My dilemma was in deciding to tell him what he forgot (I didn’t), and, a turn later, was whether to let him declare the second attacker despite the fact that we were already recording damage (I did — it was a prerelease, after all).

I know several people have written articles about “going on tilt.” It does not win games. When you are playing a game, concentrate on that game, not the one before. That is especially true if you have already lost that game. Obsession on the last game will lose you this game. Of course, when you punt this game, then next game you will stop obsessing about the stupidity of two games ago, and have a new set of stupid plays to obsess on.

Conclusions

All of these techniques are quite good.
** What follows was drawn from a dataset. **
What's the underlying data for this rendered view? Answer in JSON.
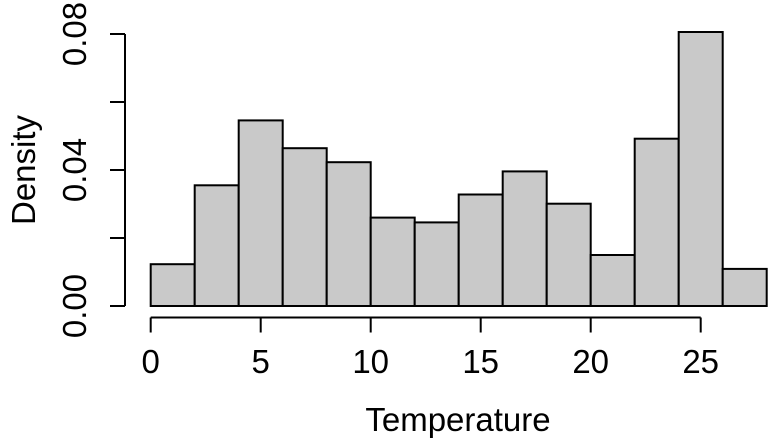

At the two prereleases I attended, however, I think some techniques were more effective at creating losers than others.

I saw a number of people miss the obvious, but that only occasionally cost them the game.

I saw a couple of people get so distracted by the oddity that they saw in game 1 that they concentrated on that, to the exclusion of actually winning.

I saw too many people play on tilt. They were upset, they whined, they complained, and they paid insufficient attention. They lost.

Of course, adding too many win conditions to the point of diluting your deck had to be the most common. That whole method of losing can be summarized as “building a crappy deck” — and I saw a lot of crappy builds at the prereleases. Not all, by any means, but a lot.

Overall, I enjoyed the prereleases immensely — but then, I never listen to my own advice.